Esse reforço comunitário é fundamental na Nickel porque os administradores da escola trabalham arduamente para minar a identidade dos meninos. Seja o diretor da escola, Sr. Spencer (Hamish Linklater), dizendo a eles que os está chicoteando para seu próprio bem, ou o homem negro mais velho Blakely (Gralen Bryant Banks) espalhando seu racismo internalizado para eles, Elwood e Turner devem lutar para acreditar no que veem com seus próprios dois olhos.

Nunca desvie o olhar

Como no romance de Whitehead, Meninos de níquel às vezes avança para a vida do adulto Elwood, que ganha a vida modestamente com a empresa de mudanças que fundou. As cenas com o Elwood adulto não passam pelo seu ponto de vista. Em vez disso, a câmera fica diretamente atrás dele, como se os espectadores olhassem constantemente por cima do ombro.

A mudança no ponto de vista captura a maneira assombrada como Elwood vive sua vida adulta, especialmente em seu relacionamento com a Nickel Academy. Por vê-lo adulto, sabemos que Elwood escapou de Nickel, mas muitos outros não.
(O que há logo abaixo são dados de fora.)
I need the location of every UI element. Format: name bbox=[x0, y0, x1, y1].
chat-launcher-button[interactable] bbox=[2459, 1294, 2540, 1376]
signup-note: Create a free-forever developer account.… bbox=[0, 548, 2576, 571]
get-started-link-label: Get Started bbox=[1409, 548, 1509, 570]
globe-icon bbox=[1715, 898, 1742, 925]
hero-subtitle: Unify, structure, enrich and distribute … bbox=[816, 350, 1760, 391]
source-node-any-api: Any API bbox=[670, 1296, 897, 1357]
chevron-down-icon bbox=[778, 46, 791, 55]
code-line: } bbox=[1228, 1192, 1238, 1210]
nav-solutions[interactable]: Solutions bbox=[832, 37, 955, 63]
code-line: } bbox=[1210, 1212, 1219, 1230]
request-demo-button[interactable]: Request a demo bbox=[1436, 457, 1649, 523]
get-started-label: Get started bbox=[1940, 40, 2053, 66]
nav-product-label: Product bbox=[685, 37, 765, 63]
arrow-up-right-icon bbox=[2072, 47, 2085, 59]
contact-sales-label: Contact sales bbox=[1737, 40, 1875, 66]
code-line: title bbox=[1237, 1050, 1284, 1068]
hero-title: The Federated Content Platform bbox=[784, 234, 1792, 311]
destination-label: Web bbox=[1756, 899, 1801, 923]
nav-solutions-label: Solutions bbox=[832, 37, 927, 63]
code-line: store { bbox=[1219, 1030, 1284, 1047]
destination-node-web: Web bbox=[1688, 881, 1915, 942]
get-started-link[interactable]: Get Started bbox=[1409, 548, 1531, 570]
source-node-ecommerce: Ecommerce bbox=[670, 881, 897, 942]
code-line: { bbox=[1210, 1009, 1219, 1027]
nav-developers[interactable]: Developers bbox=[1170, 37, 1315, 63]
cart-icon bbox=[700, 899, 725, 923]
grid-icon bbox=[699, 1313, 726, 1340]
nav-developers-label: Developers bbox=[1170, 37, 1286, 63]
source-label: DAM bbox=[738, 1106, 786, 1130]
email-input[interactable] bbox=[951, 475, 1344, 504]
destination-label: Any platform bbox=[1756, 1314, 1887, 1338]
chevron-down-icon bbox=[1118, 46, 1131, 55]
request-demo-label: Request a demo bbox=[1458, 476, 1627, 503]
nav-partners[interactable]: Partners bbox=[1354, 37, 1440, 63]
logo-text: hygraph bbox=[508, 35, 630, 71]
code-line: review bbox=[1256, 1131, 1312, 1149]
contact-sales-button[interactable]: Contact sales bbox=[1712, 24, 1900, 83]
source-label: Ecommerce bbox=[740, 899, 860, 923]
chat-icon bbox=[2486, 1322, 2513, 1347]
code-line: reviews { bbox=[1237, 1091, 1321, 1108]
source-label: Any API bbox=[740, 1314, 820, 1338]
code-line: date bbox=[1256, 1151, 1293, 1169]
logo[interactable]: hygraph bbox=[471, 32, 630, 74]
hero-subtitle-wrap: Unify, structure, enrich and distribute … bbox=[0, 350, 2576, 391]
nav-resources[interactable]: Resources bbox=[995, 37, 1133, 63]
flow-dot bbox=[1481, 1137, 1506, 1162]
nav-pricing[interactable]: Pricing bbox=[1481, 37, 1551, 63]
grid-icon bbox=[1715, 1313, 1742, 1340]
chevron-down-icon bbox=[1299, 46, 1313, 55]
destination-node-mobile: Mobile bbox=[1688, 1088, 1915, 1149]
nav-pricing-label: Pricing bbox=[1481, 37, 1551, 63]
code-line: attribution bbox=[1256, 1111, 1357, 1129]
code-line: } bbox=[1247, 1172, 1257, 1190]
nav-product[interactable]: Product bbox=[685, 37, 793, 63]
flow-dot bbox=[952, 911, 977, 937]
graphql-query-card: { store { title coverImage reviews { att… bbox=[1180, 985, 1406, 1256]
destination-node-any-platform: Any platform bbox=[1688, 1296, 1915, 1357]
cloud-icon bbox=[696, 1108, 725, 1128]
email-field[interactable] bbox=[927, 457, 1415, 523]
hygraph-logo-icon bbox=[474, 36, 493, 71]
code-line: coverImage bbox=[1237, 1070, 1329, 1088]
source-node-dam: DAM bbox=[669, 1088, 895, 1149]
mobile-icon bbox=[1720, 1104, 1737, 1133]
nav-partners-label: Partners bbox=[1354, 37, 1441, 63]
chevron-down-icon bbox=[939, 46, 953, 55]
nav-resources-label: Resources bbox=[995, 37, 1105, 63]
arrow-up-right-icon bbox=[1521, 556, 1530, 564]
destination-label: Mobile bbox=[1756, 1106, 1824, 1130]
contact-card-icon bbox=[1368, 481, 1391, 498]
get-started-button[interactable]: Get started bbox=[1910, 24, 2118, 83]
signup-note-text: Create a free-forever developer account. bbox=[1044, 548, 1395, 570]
Essas histórias, e muitas vezes seus corpos, foram enterrados sob montanhas de mentiras, à medida que a história lembra o Sr. Spencer como um homem grande e atencioso, lembra o Níquel como às vezes imperfeito, mas em geral uma instituição positiva. O adulto Elwood está desesperado para destruir essas mentiras e encontrar mais provas do que sabe.

A distância entre o espectador e Elwood adulto captura a distância que o público às vezes busca nas representações de atrocidades reais. Whitehead fundou a Nickel Academy na Dozier School for Boys, que fechou em 2011 depois que a tortura e o assassinato que ocorreram lá não puderam mais ser ignorados. É uma coisa horrível e é natural que os espectadores queiram desviar o olhar, especialmente os espectadores brancos (como este escritor), que se parecem mais com os vilões do que nós com os heróis.
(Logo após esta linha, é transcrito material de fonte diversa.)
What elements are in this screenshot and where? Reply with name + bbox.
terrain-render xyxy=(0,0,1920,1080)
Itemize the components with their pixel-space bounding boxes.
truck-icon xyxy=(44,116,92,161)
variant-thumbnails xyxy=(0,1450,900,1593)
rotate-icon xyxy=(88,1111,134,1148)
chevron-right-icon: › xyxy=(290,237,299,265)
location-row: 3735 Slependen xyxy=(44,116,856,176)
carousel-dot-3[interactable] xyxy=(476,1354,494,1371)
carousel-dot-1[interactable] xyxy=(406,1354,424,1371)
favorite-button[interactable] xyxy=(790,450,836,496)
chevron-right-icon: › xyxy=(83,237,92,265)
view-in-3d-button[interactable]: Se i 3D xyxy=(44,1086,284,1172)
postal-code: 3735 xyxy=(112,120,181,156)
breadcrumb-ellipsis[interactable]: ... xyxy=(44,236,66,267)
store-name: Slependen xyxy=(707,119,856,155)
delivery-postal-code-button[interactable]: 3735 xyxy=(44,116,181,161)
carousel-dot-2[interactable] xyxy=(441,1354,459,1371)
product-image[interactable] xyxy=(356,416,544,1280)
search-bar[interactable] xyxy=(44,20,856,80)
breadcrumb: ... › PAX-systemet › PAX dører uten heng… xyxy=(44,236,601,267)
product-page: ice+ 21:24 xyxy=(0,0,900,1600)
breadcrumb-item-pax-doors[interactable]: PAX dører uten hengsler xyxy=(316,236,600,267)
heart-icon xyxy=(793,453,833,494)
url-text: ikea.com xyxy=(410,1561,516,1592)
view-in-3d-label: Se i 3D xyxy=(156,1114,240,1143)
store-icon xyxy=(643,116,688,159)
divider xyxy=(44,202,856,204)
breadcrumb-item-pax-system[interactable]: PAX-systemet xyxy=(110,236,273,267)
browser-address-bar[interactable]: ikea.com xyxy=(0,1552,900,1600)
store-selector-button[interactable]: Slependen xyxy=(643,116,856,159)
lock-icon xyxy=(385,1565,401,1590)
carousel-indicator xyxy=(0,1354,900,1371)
Ao longo da história, os filmes deram aos espectadores a possibilidade de desviarem o olhar das atrocidades racistas. Mesmo além do cânone dos filmes que valorizam a Confederação e o Velho Sul, os filmes têm heróis brancos com os quais o público pode se identificar: Robert Shaw em GlóriaSkeeter em A ajudaAgentes Ward e Anderson em Mississipi em chamas– até mesmo o Coringa de Tony Curtis, que relutantemente passa a respeitar o colega prisioneiro de gangue Noah Cullen (Sidney Poitier) em Os Desafiadoresum filme que Elwood assistiu no Nickel.

Dadas as muitas tentativas fracassadas de fazer o trabalho em primeira pessoa nos filmes, a técnica poderia ter sido outra maneira para os espectadores de Meninos de níquel desviar o olhar. Poderíamos ficar tão distraídos com a técnica que passaríamos mais tempo falando sobre seus sucessos ou fracassos do que sobre os próprios temas do filme. Mas Ross nunca permite que os aspectos técnicos do filme ofusquem o seu povo ou a sua relação com o sofrimento real. Quando observamos através dos olhos de Turner enquanto a avó de Elwood, Hattie (Aunjanue Ellis-Taylor, em uma performance absolutamente rica e cheia de camadas) vem para um abraço, quando Elwood fecha os olhos para se preparar para o chicote, quando o Elwood adulto vê um adulto traumatizado reverter de volta à criança espancada que conheceu na Nickel, a técnica retrocede e a emoção humana imediata assume o controle.

Só mais tarde percebemos o que Ross fez, adicionando um vernáculo totalmente novo à linguagem cinematográfica sem nunca perder a humanidade que faz a arte importar em primeiro lugar.